Les stations météorologiques comme celle d'Engelberg (OW) mesurent une quantité d'eau inédite pour un mois de juillet depuis le début des mesures il y a 158 ans. Partout, les valeurs sont très élevées. A Neuchâtel par exemple, c'est le quatrième mois de juillet le plus pluvieux de l'histoire et le sixième à Bâle selon MétéoSuisse.
Les torrents et les lacs en crue ont endommagé des bâtiments et des infrastructures. L'agriculture a aussi été durement touchée. Cette humidité tranche avec les longues périodes de sécheresse que la Suisse a connues ces dernières années.
Rattraper "le déficit chronique de pluie"
Les météorologues expriment la sécheresse en bilan de précipitations et d'évapo-transpiration. En clair, ils observent si les pluies compensent l'eau "perdue" notamment par évaporation. "A Neuchâtel, si l'on observe les douze derniers mois, nous étions en déficit chronique de pluie. La période pluvieuse de 2021 a permis de rattraper ce déficit", explique Lionel Fontannaz de MétéoSuisse.

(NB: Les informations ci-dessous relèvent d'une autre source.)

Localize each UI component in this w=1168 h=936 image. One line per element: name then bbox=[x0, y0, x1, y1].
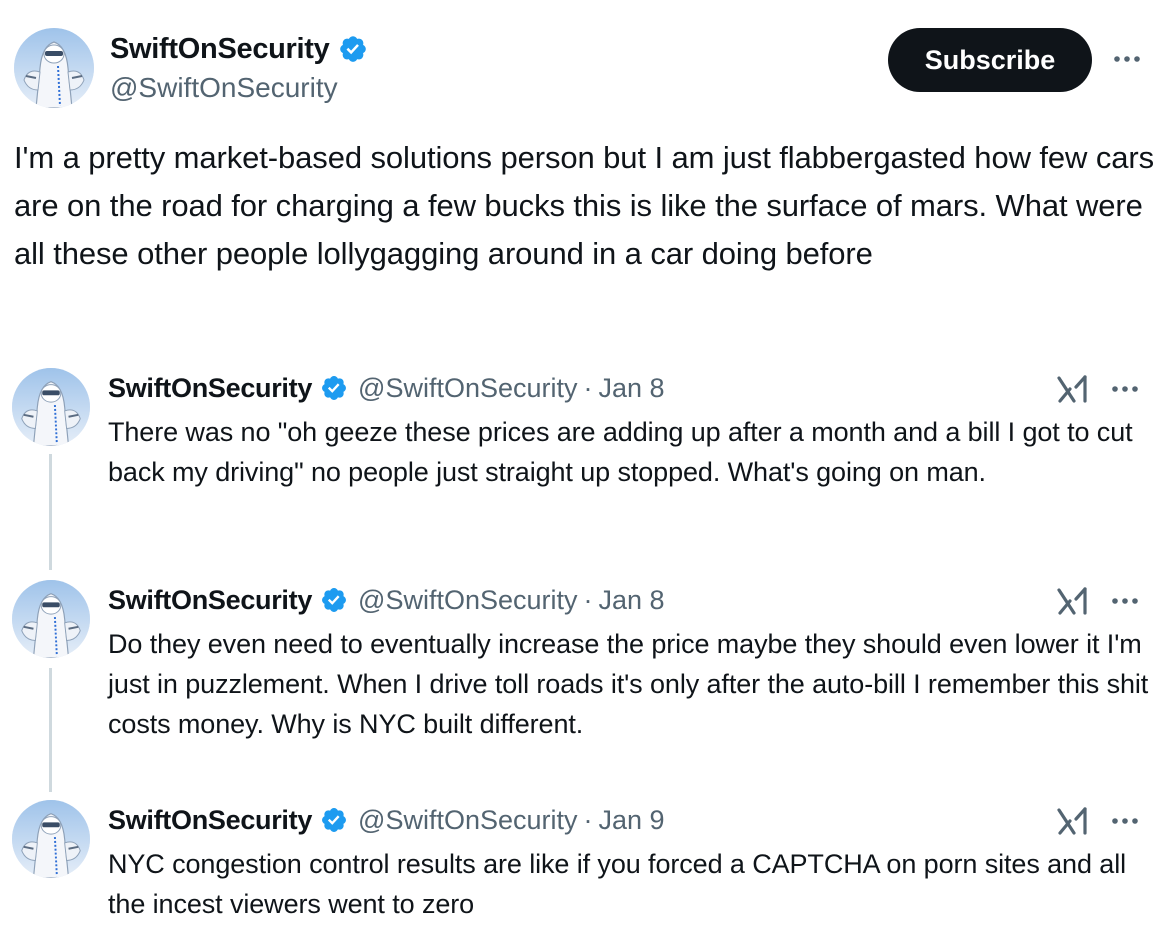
subscribe-button[interactable]: Subscribe bbox=[888, 28, 1092, 92]
tweet-date[interactable]: Jan 8 bbox=[599, 585, 665, 616]
more-horizontal-icon[interactable] bbox=[1108, 374, 1142, 404]
avatar-image bbox=[12, 580, 90, 658]
separator-dot: · bbox=[583, 372, 593, 403]
main-tweet-header: SwiftOnSecurity @SwiftOnSecurity Subscri… bbox=[14, 28, 1154, 108]
thread-tweet-header: SwiftOnSecurity @SwiftOnSecurity · Jan 9 bbox=[108, 800, 665, 840]
verified-badge-icon[interactable] bbox=[320, 806, 348, 834]
avatar[interactable] bbox=[12, 368, 90, 446]
grok-icon[interactable] bbox=[1056, 374, 1090, 404]
avatar-image bbox=[12, 368, 90, 446]
thread-tweet-text: There was no "oh geeze these prices are … bbox=[108, 417, 1133, 487]
more-horizontal-icon[interactable] bbox=[1108, 586, 1142, 616]
thread-tweet-header: SwiftOnSecurity @SwiftOnSecurity · Jan 8 bbox=[108, 368, 665, 408]
more-horizontal-icon[interactable] bbox=[1108, 806, 1142, 836]
thread-tweet[interactable]: SwiftOnSecurity @SwiftOnSecurity · Jan 8… bbox=[12, 580, 1162, 750]
avatar[interactable] bbox=[12, 580, 90, 658]
verified-badge-icon[interactable] bbox=[320, 374, 348, 402]
tweet-date[interactable]: Jan 9 bbox=[599, 805, 665, 836]
thread-tweet[interactable]: SwiftOnSecurity @SwiftOnSecurity · Jan 8… bbox=[12, 368, 1162, 538]
grok-icon[interactable] bbox=[1056, 806, 1090, 836]
separator-dot: · bbox=[583, 804, 593, 835]
tweet-date[interactable]: Jan 8 bbox=[599, 373, 665, 404]
thread-tweet-text: NYC congestion control results are like … bbox=[108, 849, 1126, 919]
avatar[interactable] bbox=[14, 28, 94, 108]
avatar-image bbox=[12, 800, 90, 878]
author-handle[interactable]: @SwiftOnSecurity bbox=[110, 72, 338, 104]
author-handle[interactable]: @SwiftOnSecurity bbox=[358, 805, 577, 836]
thread-tweet-header: SwiftOnSecurity @SwiftOnSecurity · Jan 8 bbox=[108, 580, 665, 620]
author-display-name[interactable]: SwiftOnSecurity bbox=[108, 373, 312, 404]
author-handle[interactable]: @SwiftOnSecurity bbox=[358, 585, 577, 616]
thread-tweet-text: Do they even need to eventually increase… bbox=[108, 629, 1149, 739]
avatar-image bbox=[14, 28, 94, 108]
verified-badge-icon[interactable] bbox=[338, 34, 368, 64]
author-display-name[interactable]: SwiftOnSecurity bbox=[108, 805, 312, 836]
thread-tweet[interactable]: SwiftOnSecurity @SwiftOnSecurity · Jan 9… bbox=[12, 800, 1162, 930]
avatar[interactable] bbox=[12, 800, 90, 878]
author-display-name[interactable]: SwiftOnSecurity bbox=[108, 585, 312, 616]
separator-dot: · bbox=[583, 584, 593, 615]
main-tweet-text: I'm a pretty market-based solutions pers… bbox=[14, 140, 1155, 271]
author-display-name[interactable]: SwiftOnSecurity bbox=[110, 33, 330, 66]
grok-icon[interactable] bbox=[1056, 586, 1090, 616]
author-name-row: SwiftOnSecurity bbox=[110, 30, 368, 68]
verified-badge-icon[interactable] bbox=[320, 586, 348, 614]
author-handle[interactable]: @SwiftOnSecurity bbox=[358, 373, 577, 404]
more-horizontal-icon[interactable] bbox=[1110, 44, 1144, 74]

Cette eau se retrouve dans les sources. Celle de l'Areuse (NE), par exemple, présente un débit record trois fois plus élevé que la norme en juillet. Mais dans les roches karstiques de la chaîne jurassienne, en hiver, les débits sont bien plus importants. L'effet de "rattrapage" après les sécheresses est donc relatif.

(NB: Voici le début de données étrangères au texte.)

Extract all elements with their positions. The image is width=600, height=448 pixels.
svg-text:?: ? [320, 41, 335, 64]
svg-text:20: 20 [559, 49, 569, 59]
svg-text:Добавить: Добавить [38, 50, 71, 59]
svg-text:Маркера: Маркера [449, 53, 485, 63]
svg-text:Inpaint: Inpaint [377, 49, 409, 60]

Si l’hiver prochain est peu humide, on sera content d’avoir eu un été pluvieux, mais les hivers sont rarement peu humides!
"Pour des systèmes hydriques comme celui de l'Areuse, il y a assez peu d'effet cumulatif. Si l'hiver prochain est peu humide, on sera content d'avoir eu un été pluvieux, mais les hivers sont rarement peu humides", précise Pierre-Yves Jeannin, directeur de l'Institut Suisse de Spéléologie et Karstologie. L'effet sera plus marqué sur le Plateau suisse, explique le spécialiste, car les systèmes hydriques se remplissent et se vident plus lentement. Dans certaines stations de mesures comme celle de Niederbipp (BE), on observe des diminutions des réserves en eau qui se cumulent sur plusieurs années (entre 2008 et 2011 ou encore entre 2017 et 2020).
Une aubaine pour les forêts
L'autre bénéficiaire des précipitations est la forêt. En 2020, les autorités tiraient la sonnette d'alarme. Dans les cantons de l'arc jurassien, les forêts de hêtres notamment dépérissaient. "Cette année, c'est génial pour la forêt. Les arbres reprennent", se réjouit Nicolas Joss, un ingénieur forestier à Neuchâtel. Les parasites comme les bostryches sont également en retrait. La durée de ce répit dépendra toutefois de la météo d'août et septembre.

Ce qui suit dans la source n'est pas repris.